Interestingly, researchers also observed a keen raise in restrictions placed on datasets created in 2023 and 2024. This may be due to researchers’ concerns that their datasets could be used for unintended commercial purposes.
User-friendly tool
To facilitate others obtain this information without having to manually audit it, researchers created the Data Provenance Explorer. In addition to sorting and filtering datasets based on specific criteria, the tool allows users to download a data provenance card that provides a concise, structured overview of the characteristics of a dataset.

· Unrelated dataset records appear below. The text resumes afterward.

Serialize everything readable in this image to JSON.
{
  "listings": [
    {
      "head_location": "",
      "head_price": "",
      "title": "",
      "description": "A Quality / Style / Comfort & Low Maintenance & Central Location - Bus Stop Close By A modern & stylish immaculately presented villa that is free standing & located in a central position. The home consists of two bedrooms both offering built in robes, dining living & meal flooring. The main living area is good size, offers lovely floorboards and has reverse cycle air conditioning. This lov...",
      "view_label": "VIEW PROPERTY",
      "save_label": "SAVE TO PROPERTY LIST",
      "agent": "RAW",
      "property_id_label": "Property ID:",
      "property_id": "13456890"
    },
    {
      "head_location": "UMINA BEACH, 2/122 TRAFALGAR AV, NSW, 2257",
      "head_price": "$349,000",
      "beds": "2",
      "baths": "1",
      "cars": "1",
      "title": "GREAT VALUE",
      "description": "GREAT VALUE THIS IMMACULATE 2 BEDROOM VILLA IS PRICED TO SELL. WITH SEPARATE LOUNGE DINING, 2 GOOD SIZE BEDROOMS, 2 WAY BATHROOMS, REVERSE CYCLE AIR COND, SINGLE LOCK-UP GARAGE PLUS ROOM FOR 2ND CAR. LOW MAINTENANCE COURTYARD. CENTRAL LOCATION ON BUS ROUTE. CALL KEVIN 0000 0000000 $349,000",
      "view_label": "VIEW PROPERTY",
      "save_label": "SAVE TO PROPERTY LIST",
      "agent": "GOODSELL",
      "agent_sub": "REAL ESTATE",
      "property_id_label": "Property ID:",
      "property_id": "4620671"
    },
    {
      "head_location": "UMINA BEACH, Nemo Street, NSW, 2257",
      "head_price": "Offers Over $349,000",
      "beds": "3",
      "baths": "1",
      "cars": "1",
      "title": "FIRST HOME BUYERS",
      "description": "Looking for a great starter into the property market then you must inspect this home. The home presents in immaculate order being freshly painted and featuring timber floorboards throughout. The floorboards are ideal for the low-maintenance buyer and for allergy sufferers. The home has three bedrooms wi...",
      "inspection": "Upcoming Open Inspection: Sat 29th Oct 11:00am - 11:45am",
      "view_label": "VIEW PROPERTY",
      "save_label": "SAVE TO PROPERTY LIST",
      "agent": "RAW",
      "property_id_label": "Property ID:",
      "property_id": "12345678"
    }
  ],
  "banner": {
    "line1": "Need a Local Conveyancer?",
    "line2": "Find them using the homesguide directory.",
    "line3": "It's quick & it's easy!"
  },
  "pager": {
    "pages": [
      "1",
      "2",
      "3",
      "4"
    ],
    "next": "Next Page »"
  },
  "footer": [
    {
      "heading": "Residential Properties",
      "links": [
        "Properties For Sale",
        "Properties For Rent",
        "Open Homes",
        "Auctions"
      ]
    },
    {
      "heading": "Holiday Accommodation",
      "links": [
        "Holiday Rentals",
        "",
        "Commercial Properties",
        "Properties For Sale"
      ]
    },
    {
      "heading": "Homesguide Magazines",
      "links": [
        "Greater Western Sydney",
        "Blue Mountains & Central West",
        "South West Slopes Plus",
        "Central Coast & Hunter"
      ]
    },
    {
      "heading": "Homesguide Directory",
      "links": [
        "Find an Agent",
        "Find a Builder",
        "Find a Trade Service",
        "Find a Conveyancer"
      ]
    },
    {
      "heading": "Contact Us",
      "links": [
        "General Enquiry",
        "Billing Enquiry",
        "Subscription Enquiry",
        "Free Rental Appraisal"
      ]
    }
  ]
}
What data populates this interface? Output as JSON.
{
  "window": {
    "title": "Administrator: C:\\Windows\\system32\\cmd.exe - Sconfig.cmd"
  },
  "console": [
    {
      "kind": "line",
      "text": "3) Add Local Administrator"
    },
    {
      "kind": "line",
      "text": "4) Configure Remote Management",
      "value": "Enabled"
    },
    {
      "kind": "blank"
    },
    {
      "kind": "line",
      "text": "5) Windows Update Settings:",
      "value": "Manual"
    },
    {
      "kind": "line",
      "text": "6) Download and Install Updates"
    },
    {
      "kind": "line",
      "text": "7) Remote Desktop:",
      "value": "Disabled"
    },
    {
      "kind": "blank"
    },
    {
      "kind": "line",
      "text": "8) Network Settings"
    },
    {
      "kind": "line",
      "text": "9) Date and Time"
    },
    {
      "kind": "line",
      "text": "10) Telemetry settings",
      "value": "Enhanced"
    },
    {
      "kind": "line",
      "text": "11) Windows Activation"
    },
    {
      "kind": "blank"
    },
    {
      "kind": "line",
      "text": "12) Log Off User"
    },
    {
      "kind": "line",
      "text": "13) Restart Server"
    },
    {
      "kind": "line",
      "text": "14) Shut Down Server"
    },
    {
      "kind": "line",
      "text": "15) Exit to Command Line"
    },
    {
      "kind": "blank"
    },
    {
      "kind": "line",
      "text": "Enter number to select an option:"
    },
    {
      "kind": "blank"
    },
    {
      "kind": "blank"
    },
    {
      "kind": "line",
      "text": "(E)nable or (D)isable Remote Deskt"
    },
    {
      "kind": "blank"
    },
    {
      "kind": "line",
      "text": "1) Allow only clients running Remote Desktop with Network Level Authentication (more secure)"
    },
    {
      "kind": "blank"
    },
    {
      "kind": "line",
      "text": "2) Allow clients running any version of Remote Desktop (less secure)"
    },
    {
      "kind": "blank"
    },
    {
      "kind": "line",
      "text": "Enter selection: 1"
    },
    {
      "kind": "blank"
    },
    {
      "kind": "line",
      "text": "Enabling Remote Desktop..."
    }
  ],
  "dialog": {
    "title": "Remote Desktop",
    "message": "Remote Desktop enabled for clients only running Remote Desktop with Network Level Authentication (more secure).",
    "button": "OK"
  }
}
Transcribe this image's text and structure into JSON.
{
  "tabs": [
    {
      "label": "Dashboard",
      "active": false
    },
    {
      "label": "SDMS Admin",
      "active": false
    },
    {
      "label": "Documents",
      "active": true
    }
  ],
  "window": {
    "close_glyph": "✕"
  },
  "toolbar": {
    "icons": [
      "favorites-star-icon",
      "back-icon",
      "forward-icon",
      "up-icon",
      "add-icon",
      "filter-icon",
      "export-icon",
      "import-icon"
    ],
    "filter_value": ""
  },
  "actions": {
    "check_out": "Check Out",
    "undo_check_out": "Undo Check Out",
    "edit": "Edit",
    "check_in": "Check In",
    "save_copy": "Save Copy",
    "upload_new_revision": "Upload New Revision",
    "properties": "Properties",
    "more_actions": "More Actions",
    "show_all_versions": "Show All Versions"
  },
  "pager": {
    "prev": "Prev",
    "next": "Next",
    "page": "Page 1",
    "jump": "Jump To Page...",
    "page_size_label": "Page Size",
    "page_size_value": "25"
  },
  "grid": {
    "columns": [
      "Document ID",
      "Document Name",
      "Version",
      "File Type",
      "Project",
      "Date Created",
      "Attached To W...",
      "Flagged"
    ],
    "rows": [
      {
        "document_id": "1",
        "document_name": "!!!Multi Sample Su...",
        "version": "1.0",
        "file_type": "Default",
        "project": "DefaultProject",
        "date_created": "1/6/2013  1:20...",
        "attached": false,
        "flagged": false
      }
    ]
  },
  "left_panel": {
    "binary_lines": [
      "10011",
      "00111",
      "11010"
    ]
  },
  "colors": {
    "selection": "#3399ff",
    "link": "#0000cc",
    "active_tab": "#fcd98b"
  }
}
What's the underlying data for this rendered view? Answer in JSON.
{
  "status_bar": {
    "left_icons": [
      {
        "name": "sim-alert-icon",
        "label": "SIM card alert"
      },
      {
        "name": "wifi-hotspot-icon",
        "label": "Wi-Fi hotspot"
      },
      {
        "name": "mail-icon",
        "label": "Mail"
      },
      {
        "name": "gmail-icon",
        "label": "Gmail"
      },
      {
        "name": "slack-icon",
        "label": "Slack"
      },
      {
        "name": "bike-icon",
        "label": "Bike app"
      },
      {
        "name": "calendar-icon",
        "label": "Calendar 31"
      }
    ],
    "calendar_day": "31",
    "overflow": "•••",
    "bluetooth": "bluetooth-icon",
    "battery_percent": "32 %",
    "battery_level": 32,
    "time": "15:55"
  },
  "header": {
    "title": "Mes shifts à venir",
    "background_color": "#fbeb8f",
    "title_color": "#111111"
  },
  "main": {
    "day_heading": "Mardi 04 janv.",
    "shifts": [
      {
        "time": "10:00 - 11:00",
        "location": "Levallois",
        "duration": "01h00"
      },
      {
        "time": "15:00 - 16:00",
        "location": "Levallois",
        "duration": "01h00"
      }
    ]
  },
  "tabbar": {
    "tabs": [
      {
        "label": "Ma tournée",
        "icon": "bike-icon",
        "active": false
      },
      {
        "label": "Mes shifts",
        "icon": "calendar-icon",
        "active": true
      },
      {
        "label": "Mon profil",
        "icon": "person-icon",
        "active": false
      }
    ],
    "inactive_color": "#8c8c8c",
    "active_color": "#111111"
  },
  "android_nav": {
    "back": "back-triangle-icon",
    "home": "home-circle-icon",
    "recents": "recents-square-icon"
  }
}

“We hope this will be a step not only toward understanding the situation, but also helping people make more informed decisions about the data they train on,” Mahari says.
In the future, the researchers want to expand their analysis to investigate the provenance of multimodal data, including video and speech. They also want to investigate how the terms of service on websites that serve as data sources are reflected in the datasets.
As their research progresses, the researchers also contact regulators to discuss their findings and the unique copyright implications of fine-tuning the data.
“From the very beginning, when people create and share datasets, we need transparency and information about the data’s provenance to make it easier for others to draw conclusions,” Longpre says.
“Many proposed policy interventions assume that we can correctly attribute and identify licenses associated with data, and this work first shows that we can’t, and then significantly improves the available provenance information,” says Stella Biderman, executive director of EleutherAI, who was not involved in the work. “In addition, Section 3 provides a significant legal discussion. This is very valuable for machine learning practitioners outside of companies large enough to have dedicated legal teams. Many people who want to build AI systems for the public good are currently quietly grappling with how to deal with data licensing because the internet is not designed in a way that makes it easy to determine data provenance.”